Let’s break this down by bucket.
# summarise distributions
growth_by_profile %>%
ungroup() %>%
filter(!is.na(avg_7_day_growth) & n > 5 & avg_7_day_growth <= 1) %>%
group_by(bucket) %>%
select(bucket, avg_7_day_growth) %>%
skim()
## Skim summary statistics
## n obs: 534
## n variables: 2
## group variables: bucket
##
## ── Variable type:numeric ────────────────────────────────────────────────────────────────────────────────────────────
## bucket variable missing complete n mean sd
## (100000,200000] avg_7_day_growth 0 240 240 0.025 0.061
## (200000,500000] avg_7_day_growth 0 181 181 0.019 0.05
## (500000,1000000] avg_7_day_growth 0 53 53 0.014 0.031
## (1000000,Inf] avg_7_day_growth 0 60 60 0.019 0.037
## p0 p25 p50 p75 p100 hist
## -0.0011 0.004 0.01 0.018 0.45 ▇▁▁▁▁▁▁▁
## -0.0018 0.0047 0.0084 0.014 0.5 ▇▁▁▁▁▁▁▁
## -0.0012 0.0031 0.0083 0.012 0.22 ▇▁▁▁▁▁▁▁
## 9.8e-05 0.0041 0.01 0.018 0.24 ▇▁▁▁▁▁▁▁
This gives us summary statistics for each profile bucket.
- For profiles with 100-200k followers, the median 7-day growth rate is 1% and the average is 2.5%.
- For profiles with 200-500k followers, the median 7-day growth rate is 0.84% and the average is 1.9%.
- For profiles with 500k-1m followers, the median 7-day growth rate is 0.83% and the average is 1.4%.
- For profiles with over 1m followers, the median 7-day growth rate is 1% and the average is 1.9%.
30-Day Growth Rates
Let’s take the same approach for looking at monthly growth rates.

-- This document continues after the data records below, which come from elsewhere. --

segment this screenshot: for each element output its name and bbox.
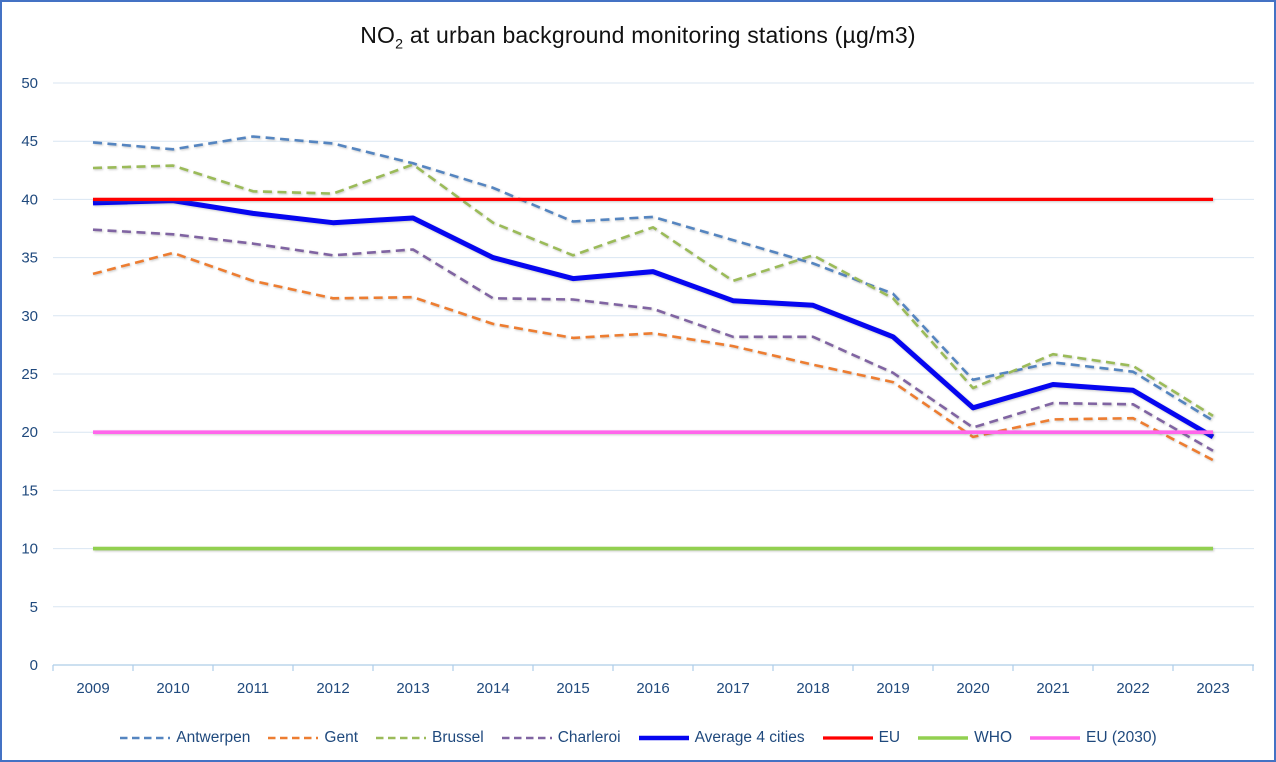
x-axis-label-2019: 2019 — [876, 680, 909, 697]
series-line-charleroi[interactable] — [92, 228, 1214, 452]
legend-swatch-antwerpen — [120, 736, 171, 740]
legend-swatch-charleroi — [501, 736, 552, 740]
x-axis-label-2020: 2020 — [956, 680, 989, 697]
y-axis-label-5: 5 — [30, 599, 38, 616]
x-axis-labels: 2009 2010 2011 2012 2013 2014 2015 2016 2017 2018… — [76, 680, 1229, 697]
series-lines — [92, 135, 1215, 551]
legend-item-eu[interactable]: EU — [822, 729, 901, 747]
legend-label-antwerpen: Antwerpen — [176, 729, 251, 746]
legend-label-brussel: Brussel — [432, 729, 484, 746]
legend-label-charleroi: Charleroi — [557, 729, 621, 746]
y-axis-label-20: 20 — [21, 424, 38, 441]
series-line-average-4-cities[interactable] — [92, 198, 1215, 440]
y-axis-label-30: 30 — [21, 308, 38, 325]
legend-item-brussel[interactable]: Brussel — [375, 729, 484, 747]
legend-label-who: WHO — [974, 729, 1013, 746]
series-line-antwerpen[interactable] — [92, 135, 1214, 422]
y-axis-label-15: 15 — [21, 482, 38, 499]
legend: Antwerpen Gent Brussel Charleroi Average 4 c… — [2, 729, 1274, 747]
series-line-brussel[interactable] — [92, 163, 1214, 418]
legend-label-eu: EU — [878, 729, 901, 746]
x-axis — [52, 664, 1254, 671]
legend-swatch-average-4-cities — [638, 735, 689, 741]
y-axis-label-10: 10 — [21, 541, 38, 558]
chart-title-subscript: 2 — [395, 36, 404, 53]
y-axis-label-35: 35 — [21, 250, 38, 267]
legend-item-who[interactable]: WHO — [917, 729, 1012, 747]
x-axis-label-2023: 2023 — [1196, 680, 1229, 697]
y-axis-label-45: 45 — [21, 133, 38, 150]
legend-item-average-4-cities[interactable]: Average 4 cities — [638, 729, 805, 747]
chart-title: NO2 at urban background monitoring stati… — [2, 22, 1274, 53]
legend-item-charleroi[interactable]: Charleroi — [501, 729, 621, 747]
x-axis-label-2014: 2014 — [476, 680, 509, 697]
y-axis-label-40: 40 — [21, 191, 38, 208]
x-axis-label-2017: 2017 — [716, 680, 749, 697]
legend-item-gent[interactable]: Gent — [267, 729, 358, 747]
x-axis-label-2016: 2016 — [636, 680, 669, 697]
chart-title-rest: at urban background monitoring stations … — [403, 22, 916, 48]
legend-swatch-who — [918, 736, 969, 740]
x-axis-label-2013: 2013 — [396, 680, 429, 697]
x-axis-label-2022: 2022 — [1116, 680, 1149, 697]
legend-label-eu-2030: EU (2030) — [1086, 729, 1157, 746]
legend-label-gent: Gent — [324, 729, 359, 746]
legend-item-antwerpen[interactable]: Antwerpen — [119, 729, 250, 747]
y-axis-labels: 0 5 10 15 20 25 30 35 40 45 50 — [21, 75, 38, 674]
chart-title-text: NO — [360, 22, 396, 48]
x-axis-label-2018: 2018 — [796, 680, 829, 697]
legend-label-average-4-cities: Average 4 cities — [694, 729, 805, 746]
y-axis-label-50: 50 — [21, 75, 38, 92]
x-axis-label-2021: 2021 — [1036, 680, 1069, 697]
legend-item-eu-2030[interactable]: EU (2030) — [1029, 729, 1157, 747]
x-axis-label-2015: 2015 — [556, 680, 589, 697]
legend-swatch-eu-2030 — [1030, 736, 1081, 740]
legend-swatch-eu — [822, 736, 873, 740]
x-axis-label-2010: 2010 — [156, 680, 189, 697]
x-axis-label-2011: 2011 — [237, 680, 269, 697]
gridlines — [53, 82, 1254, 608]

The median 30-day growth rate for these profiles is 3.8%, and the average is 6.1%. Around a quarter of these profiles have an average 30-day growth rate of 1.7% or less, and three quarters have an average 30-day growth rate of 6.9% or less.
Let’s break this down by follower bucket again.
# summarise distributions
growth_by_profile %>%
ungroup() %>%
filter(!is.na(avg_30_day_growth) & n > 5 & avg_30_day_growth <= 1) %>%
group_by(bucket) %>%
select(bucket, avg_30_day_growth) %>%
skim()
## Skim summary statistics
## n obs: 519
## n variables: 2
## group variables: bucket
##
## ── Variable type:numeric ────────────────────────────────────────────────────────────────────────────────────────────
## bucket variable missing complete n mean sd
## (100000,200000] avg_30_day_growth 0 233 233 0.07 0.11
## (200000,500000] avg_30_day_growth 0 176 176 0.05 0.051
## (500000,1000000] avg_30_day_growth 0 52 52 0.046 0.051
## (1000000,Inf] avg_30_day_growth 0 58 58 0.068 0.094
## p0 p25 p50 p75 p100 hist
## -0.0045 0.016 0.042 0.079 0.73 ▇▂▁▁▁▁▁▁
## -0.0073 0.019 0.034 0.062 0.31 ▇▆▁▁▁▁▁▁
## -0.0052 0.013 0.036 0.049 0.22 ▇▇▂▁▁▁▁▁
## 8e-04 0.019 0.044 0.079 0.63 ▇▂▁▁▁▁▁▁
This gives us summary statistics for each profile bucket.
- For profiles with 100-200k followers, the median 30-day growth rate is 4.2% and the average is 7%.
- For profiles with 200-500k followers, the median 30-day growth rate is 3.4% and the average is 5%.
- For profiles with 500k-1m followers, the median 30-day growth rate is 3.6% and the average is 4.6%.
- For profiles with over 1m followers, the median 30-day growth rate is 4.4% and the average is 6.8%.